Ora Napoleão empreendeu uma série de batalhas e conquistas militares no Continente Europeu e o seu génio militar permitiu-lhe vir a dominar, além da França, a Espanha, a Itália, os Estados Germânicos (na altura ainda não havia Alemanha) e a Polónia. Fruto da força que o exército e a liderança de Napoleão tinham, eram também aliados da França a Áustria e a Prússia (antigo estado germânico, que unificou, no século XIX, toda a Alemanha e que foi desfeito piliticamente após a II.ª Guerra Mundial, sendo o seu território sido maioritariamente entregue à Polónia, parte à Alemanha e parte à Lituânia). Na sua expansão era invitável o confronto com a Grã-Bretanha, com um vasto império colonial e senhora dos mares. Não podendo enfrentar o poderio naval inglês, decretou, em 1806, um Bloqueio Continental, pelo qual proibia os territórios que tinha sob controlo de fazerem comércio com a Inglaterra. Esperava, dessa forma, estrangular economicamente os ingleses. Mas um país europeu, que tinha laços comerciais com a Inglaterra desde a Idade Média, recusou a ordem de Napoleão.
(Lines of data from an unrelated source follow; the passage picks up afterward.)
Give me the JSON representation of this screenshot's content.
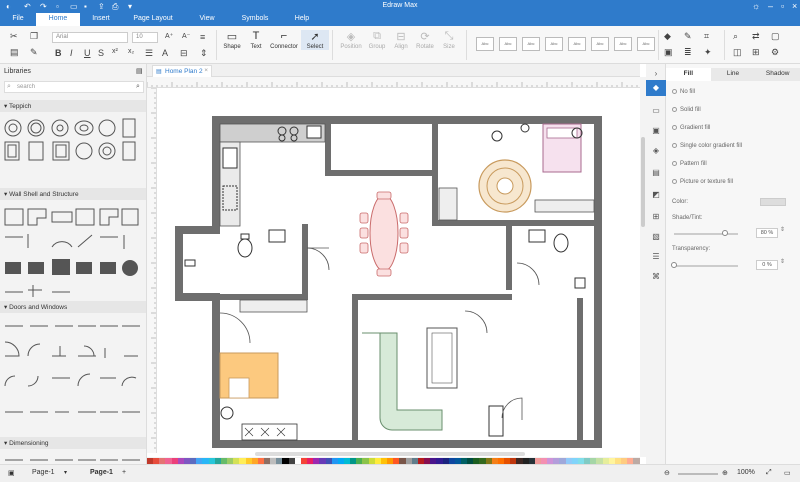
{
  "app": {
    "title": "Edraw Max"
  },
  "menu": {
    "items": [
      "File",
      "Home",
      "Insert",
      "Page Layout",
      "View",
      "Symbols",
      "Help"
    ],
    "active": "Home"
  },
  "ribbon": {
    "font_name": "Arial",
    "font_size": "10",
    "tools": [
      "Shape",
      "Text",
      "Connector",
      "Select"
    ],
    "arrange_tools": [
      "Position",
      "Group",
      "Align",
      "Rotate",
      "Size"
    ],
    "style_swatch_label": "Abc"
  },
  "library": {
    "title": "Libraries",
    "search_placeholder": "search",
    "sections": [
      "Teppich",
      "Wall Shell and Structure",
      "Doors and Windows",
      "Dimensioning"
    ]
  },
  "document": {
    "tab_label": "Home Plan 2"
  },
  "properties": {
    "tabs": [
      "Fill",
      "Line",
      "Shadow"
    ],
    "fill_options": [
      "No fill",
      "Solid fill",
      "Gradient fill",
      "Single color gradient fill",
      "Pattern fill",
      "Picture or texture fill"
    ],
    "color_label": "Color:",
    "shade_label": "Shade/Tint:",
    "shade_value": "80 %",
    "shade_fraction": 0.8,
    "transparency_label": "Transparency:",
    "transparency_value": "0 %",
    "transparency_fraction": 0
  },
  "status": {
    "page_selector": "Page-1",
    "page_tab": "Page-1",
    "zoom": "100%"
  },
  "palette": [
    "#c0392b",
    "#e74c3c",
    "#e57373",
    "#f06292",
    "#ec407a",
    "#ab47bc",
    "#7e57c2",
    "#5c6bc0",
    "#42a5f5",
    "#29b6f6",
    "#26c6da",
    "#26a69a",
    "#66bb6a",
    "#9ccc65",
    "#d4e157",
    "#ffee58",
    "#ffca28",
    "#ffa726",
    "#ff7043",
    "#8d6e63",
    "#bdbdbd",
    "#78909c",
    "#000000",
    "#424242",
    "#ffffff",
    "#f44336",
    "#e91e63",
    "#9c27b0",
    "#673ab7",
    "#3f51b5",
    "#2196f3",
    "#03a9f4",
    "#00bcd4",
    "#009688",
    "#4caf50",
    "#8bc34a",
    "#cddc39",
    "#ffeb3b",
    "#ffc107",
    "#ff9800",
    "#ff5722",
    "#795548",
    "#9e9e9e",
    "#607d8b",
    "#b71c1c",
    "#880e4f",
    "#4a148c",
    "#311b92",
    "#1a237e",
    "#0d47a1",
    "#01579b",
    "#006064",
    "#004d40",
    "#1b5e20",
    "#33691e",
    "#827717",
    "#f57f17",
    "#ff6f00",
    "#e65100",
    "#bf360c",
    "#3e2723",
    "#212121",
    "#263238",
    "#ef9a9a",
    "#f48fb1",
    "#ce93d8",
    "#b39ddb",
    "#9fa8da",
    "#90caf9",
    "#81d4fa",
    "#80deea",
    "#80cbc4",
    "#a5d6a7",
    "#c5e1a5",
    "#e6ee9c",
    "#fff59d",
    "#ffe082",
    "#ffcc80",
    "#ffab91",
    "#bcaaa4"
  ]
}
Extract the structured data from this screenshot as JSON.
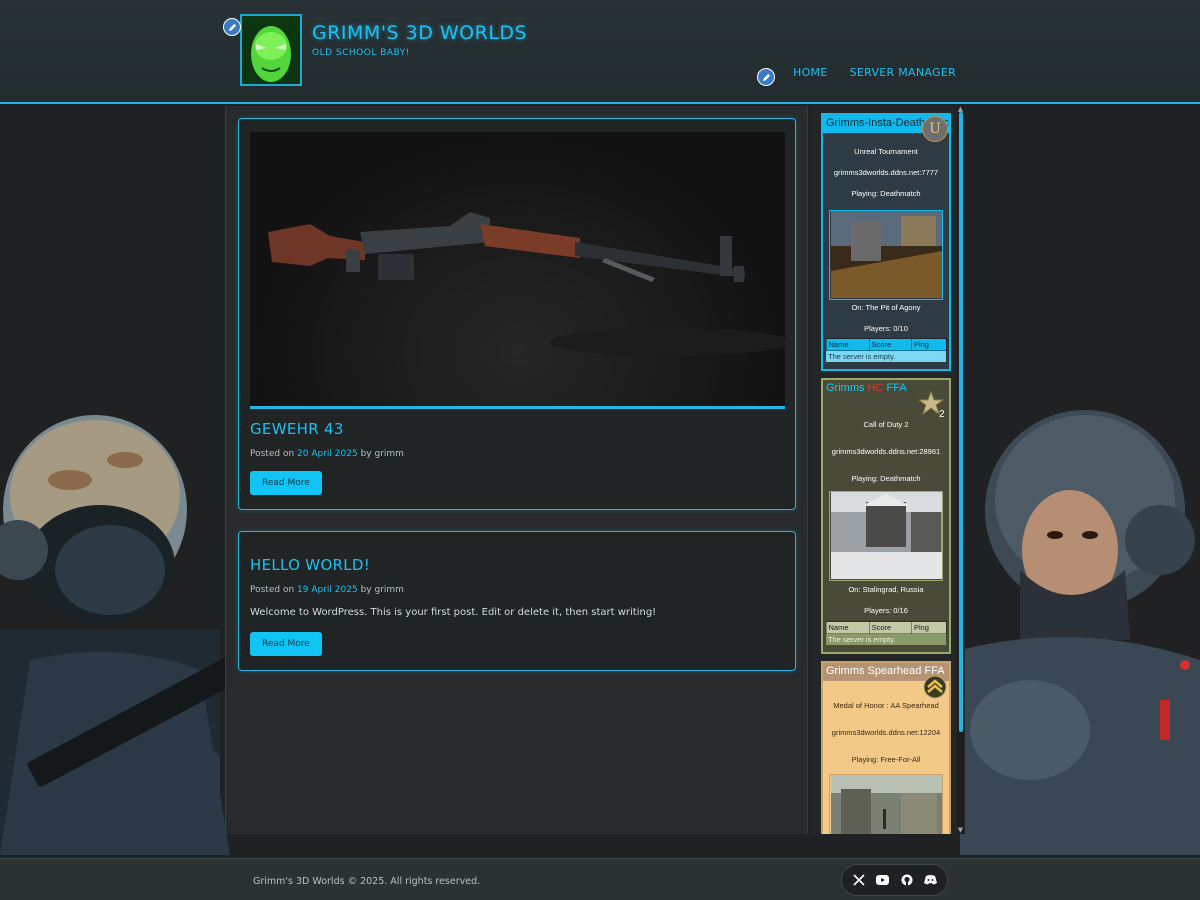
{
  "header": {
    "site_title": "GRIMM'S 3D WORLDS",
    "tagline": "OLD SCHOOL BABY!",
    "nav": [
      {
        "label": "HOME"
      },
      {
        "label": "SERVER MANAGER"
      }
    ]
  },
  "posts": [
    {
      "title": "GEWEHR 43",
      "posted_on": "Posted on",
      "date": "20 April 2025",
      "by": "by",
      "author": "grimm",
      "read_more": "Read More"
    },
    {
      "title": "HELLO WORLD!",
      "posted_on": "Posted on",
      "date": "19 April 2025",
      "by": "by",
      "author": "grimm",
      "excerpt": "Welcome to WordPress. This is your first post. Edit or delete it, then start writing!",
      "read_more": "Read More"
    }
  ],
  "servers": [
    {
      "name": "Grimms-Insta-Deathmatch",
      "game": "Unreal Tournament",
      "address": "grimms3dworlds.ddns.net:7777",
      "playing": "Playing: Deathmatch",
      "map": "On: The Pit of Agony",
      "players": "Players: 0/10",
      "columns": [
        "Name",
        "Score",
        "Ping"
      ],
      "empty": "The server is empty.",
      "icon": "unreal-logo-icon",
      "colors": {
        "accent": "#12b9ec",
        "bg": "#2e3b44"
      }
    },
    {
      "name_parts": [
        "Grimms ",
        "HC",
        " FFA"
      ],
      "game": "Call of Duty 2",
      "address": "grimms3dworlds.ddns.net:28961",
      "playing": "Playing: Deathmatch",
      "map": "On: Stalingrad, Russia",
      "players": "Players: 0/16",
      "columns": [
        "Name",
        "Score",
        "Ping"
      ],
      "empty": "The server is empty.",
      "icon": "cod2-star-icon",
      "colors": {
        "accent": "#9aa86a",
        "bg": "#4a4a38",
        "hc": "#e03a2a",
        "title": "#12c8f4"
      }
    },
    {
      "name": "Grimms Spearhead FFA",
      "game": "Medal of Honor : AA Spearhead",
      "address": "grimms3dworlds.ddns.net:12204",
      "playing": "Playing: Free-For-All",
      "icon": "sergeant-chevron-icon",
      "colors": {
        "accent": "#c9a36a",
        "bg": "#f3c988"
      }
    }
  ],
  "footer": {
    "copyright": "Grimm's 3D Worlds © 2025. All rights reserved.",
    "social": [
      "x-icon",
      "youtube-icon",
      "github-icon",
      "discord-icon"
    ]
  }
}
A Aliança Anglo-Portuguesa foi celebrada em 1373 (no reinado de D. Fernando) e foi reforçada pelo Tratado de Windsor, datado de 1386 (no reinado de D. João I). O Tratado de Windsor foi firmado pelo casamento de D. João I com Filipa de Lencastre (filha do Duque de Lencaster, um nobre extremamente influente na coroa inglesa). Com a ajuda inglesa providenciada pelo sogro, D. João conseguiu derrotar as tropas espanholas do marido da sua sobrinha (a princesa herdeira Beatriz), tornou-se Rei e foi pai da Ínclita Geração, os príncipes portugueses que se detacavam pelos seus dotes pessoais e que impulsionaram Portugal para a sua Época de Ouro: os Descobrimentos (em particular D. Henrique).

Em 1500, o navegador português Pedro Álvares Cabral, desembarcou nas costas de uma terra desconhecida a que deu o nome de Terra da Vera Cruz. A colonização portuguesa foi-se alastrando pelo continente, ao longo dos séculos, ultrapassando inclusivamente o traçado do Tratado de Tordesilhas, o segundo tratado no qual Portugueses e Espanhóis dividiam o Mundo em duas áreas de influência.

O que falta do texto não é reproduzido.